John Wick Hex is a turn-based action strategy game developed by Bithell Games and published by Good Shepherd Entertainment. Before John Wick left his life as the Baba Yaga to live quietly with his wife Helen, he was the most feared assassin in the underworld. In those days he once had to go after a man who had kidnapped two of the operators of the Continental, Winston and Charon.

Dynamite action, fluid world-building, and memorable charters are the cornerstones of the John Wick franchise. These features have built a series of popcorn action movies that have enthralled fans like few other series of the last decade. And while John Wick Hex manages to bring some of that to my Xbox Series X, it comes with a cost. And the price is more than I think many gamers will be willing to pay.

As your journey through the game opens, you quickly learn that Winston and Charon from the Continental, whose roles are reprised by their movie actors Ian McShane and Lance Reddick respectively, have been taken by a man known as Hex. The three characters provide narration for the game, as well as background information about the various bad guys Wick confronts. This information is provided both between levels, as well as while the action plays out. This is a nice, dramatic touch I appreciated, as it allows the plot to have a bit more of a cinematic feel to its delivery. Rather than simply telling the player what’s going on or who they are about to face, the information is delivered in the form of a running conversation between the three men. This gives the information more style and flair in its delivery.

John Wick Hex’s gameplay begins with an easy to follow tutorial. Basic commands like movement, how to target enemies, and special actions like reloading, and using bandages are all explained clearly. This is one of those games where the complexity isn’t in the mechanics, it’s in the execution.

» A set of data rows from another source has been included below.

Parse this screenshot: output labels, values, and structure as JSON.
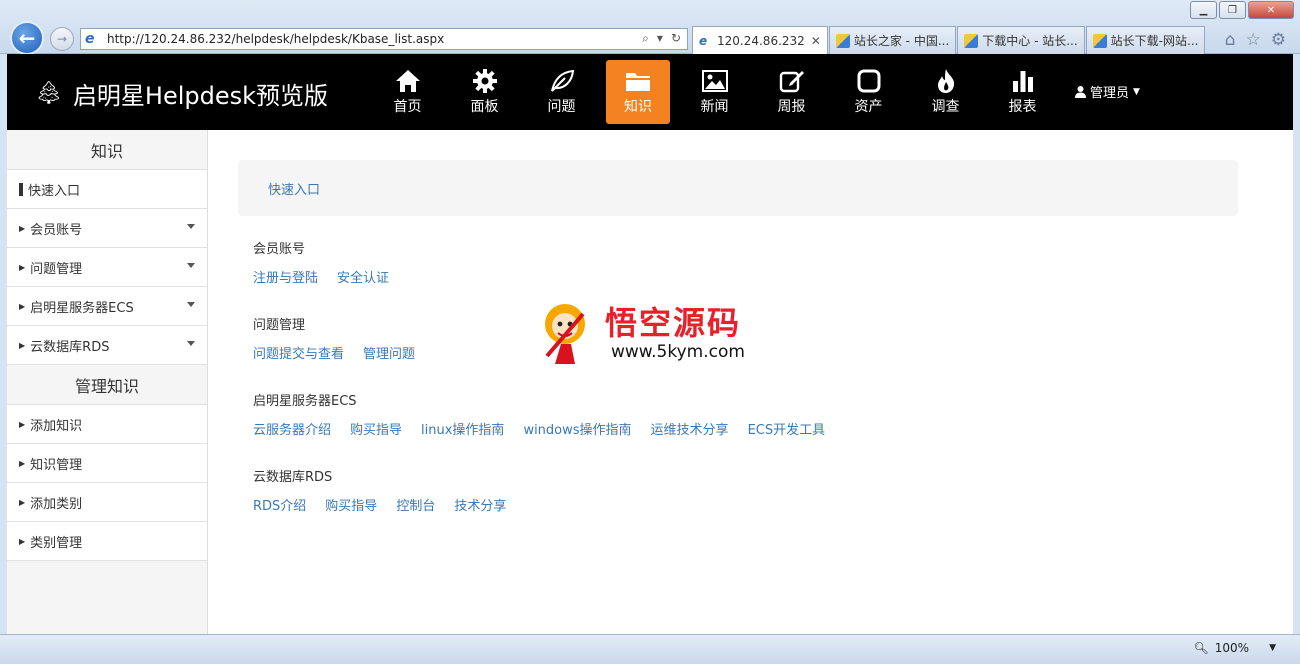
{
  "browser": {
    "url": "http://120.24.86.232/helpdesk/helpdesk/Kbase_list.aspx",
    "tabs": [
      {
        "label": "120.24.86.232",
        "active": true
      },
      {
        "label": "站长之家 - 中国...",
        "active": false
      },
      {
        "label": "下载中心 - 站长...",
        "active": false
      },
      {
        "label": "站长下载-网站...",
        "active": false
      }
    ],
    "zoom": "100%"
  },
  "app": {
    "brand": "启明星Helpdesk预览版",
    "nav": [
      {
        "label": "首页",
        "icon": "home-icon"
      },
      {
        "label": "面板",
        "icon": "gear-icon"
      },
      {
        "label": "问题",
        "icon": "leaf-icon"
      },
      {
        "label": "知识",
        "icon": "folder-icon",
        "active": true
      },
      {
        "label": "新闻",
        "icon": "image-icon"
      },
      {
        "label": "周报",
        "icon": "edit-icon"
      },
      {
        "label": "资产",
        "icon": "square-icon"
      },
      {
        "label": "调查",
        "icon": "fire-icon"
      },
      {
        "label": "报表",
        "icon": "bar-chart-icon"
      }
    ],
    "user": "管理员"
  },
  "sidebar": {
    "heading1": "知识",
    "items1": [
      "快速入口",
      "会员账号",
      "问题管理",
      "启明星服务器ECS",
      "云数据库RDS"
    ],
    "heading2": "管理知识",
    "items2": [
      "添加知识",
      "知识管理",
      "添加类别",
      "类别管理"
    ]
  },
  "content": {
    "quick": "快速入口",
    "sections": [
      {
        "title": "会员账号",
        "links": [
          "注册与登陆",
          "安全认证"
        ]
      },
      {
        "title": "问题管理",
        "links": [
          "问题提交与查看",
          "管理问题"
        ]
      },
      {
        "title": "启明星服务器ECS",
        "links": [
          "云服务器介绍",
          "购买指导",
          "linux操作指南",
          "windows操作指南",
          "运维技术分享",
          "ECS开发工具"
        ]
      },
      {
        "title": "云数据库RDS",
        "links": [
          "RDS介绍",
          "购买指导",
          "控制台",
          "技术分享"
        ]
      }
    ]
  },
  "watermark": {
    "title": "悟空源码",
    "url": "www.5kym.com"
  }
}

Every action the player takes has a time cost attached to it. A running time gauge at the top of the screen shows how long it will take to complete, as well as what other characters are doing, and when their actions will end relative to your own. So if you are hoping to shoot an enemy before they shoot you, you will be able to assess whose shot will fire first.

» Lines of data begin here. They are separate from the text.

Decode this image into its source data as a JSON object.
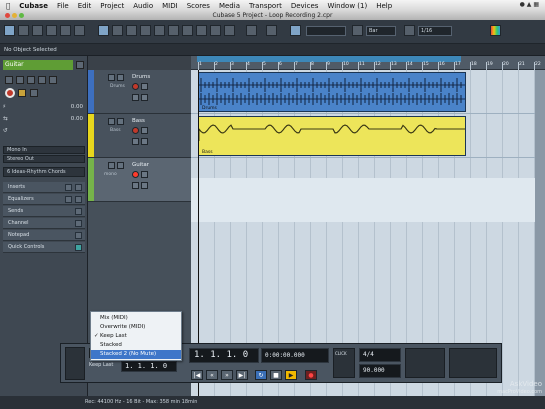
{
  "menubar": {
    "app_name": "Cubase",
    "items": [
      "File",
      "Edit",
      "Project",
      "Audio",
      "MIDI",
      "Scores",
      "Media",
      "Transport",
      "Devices",
      "Window (1)",
      "Help"
    ]
  },
  "window": {
    "title": "Cubase 5 Project - Loop Recording 2.cpr"
  },
  "toolbar": {
    "quantize": "Bar",
    "grid_value": "1/16"
  },
  "infobar": {
    "text": "No Object Selected"
  },
  "inspector": {
    "track_name": "Guitar",
    "volume_value": "0.00",
    "pan_value": "0.00",
    "routing_in": "Mono In",
    "routing_out": "Stereo Out",
    "preset": "6 Ideas-Rhythm Chords",
    "sections": [
      "Inserts",
      "Equalizers",
      "Sends",
      "Channel",
      "Notepad",
      "Quick Controls"
    ]
  },
  "tracks": [
    {
      "name": "Drums",
      "sub": "Drums",
      "color": "#3d6fbf"
    },
    {
      "name": "Bass",
      "sub": "Bass",
      "color": "#e8d71d"
    },
    {
      "name": "Guitar",
      "sub": "mono",
      "color": "#76b34a"
    }
  ],
  "parts": [
    {
      "name": "Drums",
      "color": "#4a83c9"
    },
    {
      "name": "Bass",
      "color": "#ede55a"
    }
  ],
  "ruler": {
    "marks": [
      "1",
      "2",
      "3",
      "4",
      "5",
      "6",
      "7",
      "8",
      "9",
      "10",
      "11",
      "12",
      "13",
      "14",
      "15",
      "16",
      "17",
      "18",
      "19",
      "20",
      "21",
      "22"
    ]
  },
  "transport": {
    "position_main": "1. 1. 1. 0",
    "position_secondary": "0:00:00.000",
    "left_locator": "1. 1. 1. 0",
    "tempo": "90.000",
    "signature": "4/4",
    "mode_label": "Keep Last",
    "click_label": "CLICK"
  },
  "record_mode_menu": {
    "items": [
      {
        "label": "Mix (MIDI)",
        "checked": false,
        "highlighted": false
      },
      {
        "label": "Overwrite (MIDI)",
        "checked": false,
        "highlighted": false
      },
      {
        "label": "Keep Last",
        "checked": true,
        "highlighted": false
      },
      {
        "label": "Stacked",
        "checked": false,
        "highlighted": false
      },
      {
        "label": "Stacked 2 (No Mute)",
        "checked": false,
        "highlighted": true
      }
    ]
  },
  "statusbar": {
    "text": "Rec: 44100 Hz - 16 Bit - Max: 358 min 18min"
  },
  "watermark": {
    "line1": "AskVideo",
    "line2": "macProVideo.com"
  }
}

This time management system creates a level of intensity as you try to gauge how best to approach problems. At least some of the time. Other times it feels like a lead weight that drags you down into a sort of time-accrued debt that you can’t buy your way out of.

The first thing to understand is that everyone in this game who wields a gun is good with it. Good enough that it’s safe to assume that if someone shoots at you, you’re probably gonna get hit. While you can take a few hits before death, it’s still something best avoided. That, coupled with the way actions are timed out, often puts you in situations where discretion feels like the better part of valor. Ducking behind a counter for a couple of turns so you can pop up and get a shot in before an enemy seems like a smart play. And sometimes it is. However, there are areas of this game where the enemies seem to spawn endlessly and like clockwork. Every few seconds of game time a new one seems to pop out. This forces you to feel like you need to shoot fast and move on. This becomes even more of a problem when a boss gets added to the situation.

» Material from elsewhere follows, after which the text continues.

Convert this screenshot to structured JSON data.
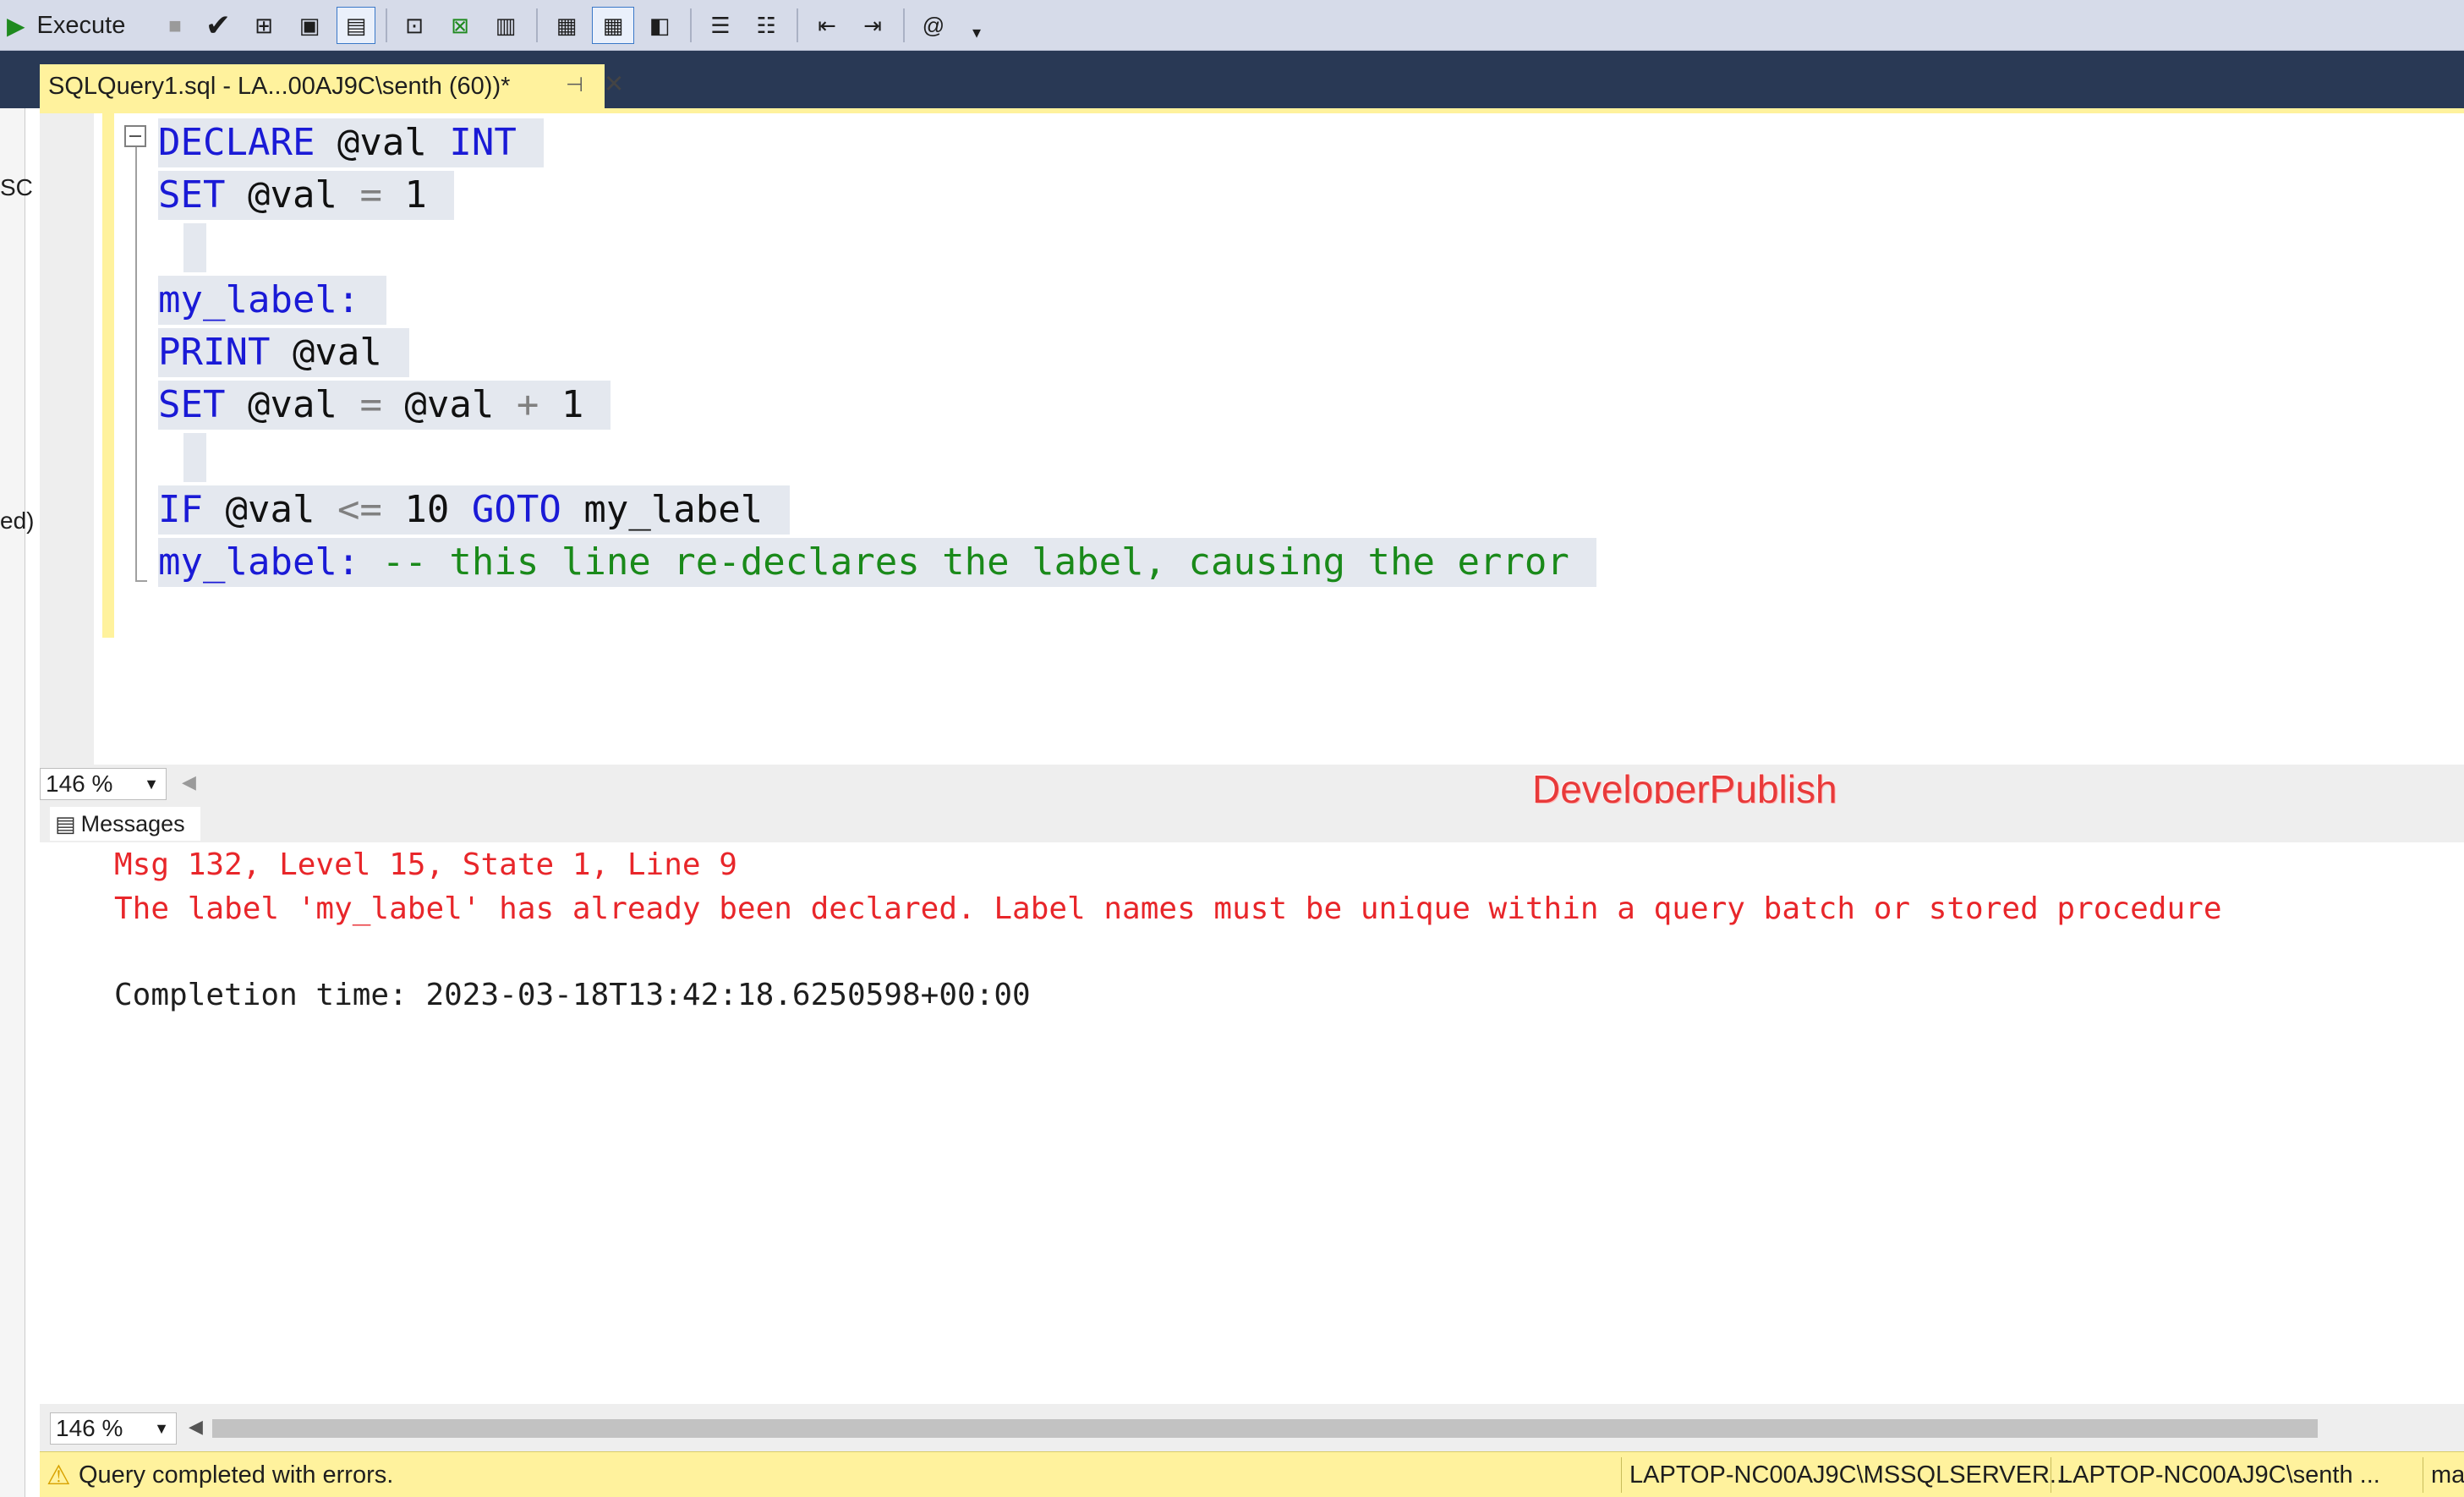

John Wick Hex separates boss characters from regular characters first through the use of a focus gauge. Having focus makes the boss harder to shoot. In a situation where John might have an 80% chance to shoot a goon, he’ll have a 20% to pull of the same shot on a boss with high focus. In order to lower a boss’s focus, John must engage in melee with them.

Against normal goons, using melee is a good secondary way of killing enemies. It’s quiet and doesn’t burn through Wick’s ammo. And ammo in this game is a precious commodity. Against a boss, however; melee combat only serves to deplete their focus gauge. It will take a couple of hits to lower the gauge enough to allow for a respectable chance to get in the shots needed to kill.

This multi-step process wouldn’t be so bad if there was a fixed number of opponents during the battle. But sometimes, there aren’t. Boss fights can take place near enemy spawn points, making it nearly impossible to find a long enough window to finish off a boss before getting shot by minions who are moving to encircle you. Even lowering the boss’s focus and then leaving them alone to clean up the growing minions does little to rectify the situation. Since they’re a boss, the more deadly character isn’t going to just leave you alone to fight his goons. Oh, and if you don’t finish a boss off immediately, they can run from you as well. This can be just as bad as them shooting at you given the time crunch the game puts the player under. Playing tag with a cowardly boss isn’t something you have time for either.

Now, to give John Wick Hex the benefit of the doubt,  I’m not a tactical mastermind. There could be something there I’m just missing. But having survived turn-based campaigns for games like XCOM, Fire Emblem: Three Houses, Gears Tactics, and many others, I know a bit about strategy. And none of those games taxed me nearly as badly as John Wick Hex. So unless you are looking for a tactical challenge in line with a souls-like, you might want to find some friendlier skies to fly.

Another feature of the game is the ability to rewatch levels after completion in real-time. This was a big talking point during the press circuit for the game prior to launch. It was billed as being able to see the cool moves and sweet kills a player could rack up during a mission like they would look in the movie. You’d get to see how your version of John Wick would look. Unfortunately, it doesn’t play out that way.

The reason for the semi-failure of this system comes from how the game plays back the level. While this is understandable to a point, it often mires the experience of watching it all play out. For example, when Wick does a melee attack the computer randomly choices one of several animations to use. When executing multiple in a row, Wick will likely do the same attack animation repeatedly. This hurts the rewatch potential greatly. Combine this with simple things like taking a wrong turn, or accidentally selecting the wrong tile to move to, then having to take another move to go back, making Wick look a bit confused, and you’ll quickly see why this feature couldn’t deliver what it was hyped as.

The visuals in John Wick Hex, while simple, deliver the style and atmosphere you would expect. The placement of objects was always clear, making it easy to judge what would or wouldn’t provide cover or block the line of fire. The locations of pickups, and where one stands to interact with the environment, was also presented in a clear way. The only problem I had visually is with the text. Like many games that release first on PC, the text feels like it expects my eyes to be a foot and a half from the screen. But, since I have a moderately sized tv sitting six to seven feet from me, the text is a bit of a problem. Not unreadable. But it made me squint a bit till I had the pop-up action menus memorized for sure.

When all is said and done, John Wick Hex delivers an interesting experience that provides a unique, and brutally difficult time. If you are looking for that brutal difficulty to bang your head against, this game might be for you. For anyone else, however, I think this one will be a hard pass.

John Wick Hex Is available now on PlayStation 4, PC, Mac, Xbox One, Xbox One X|S, and Nintendo Switch.

John Wick Hex
  • 7/10
    Rating - 7/10


When all is said and done, John Wick Hex delivers an interesting experience that provides a unique, and brutally difficult time. If you are looking for that brutal difficulty to bang your head against, this game might be for you. For anyone else, however, I think this one will be a hard pass.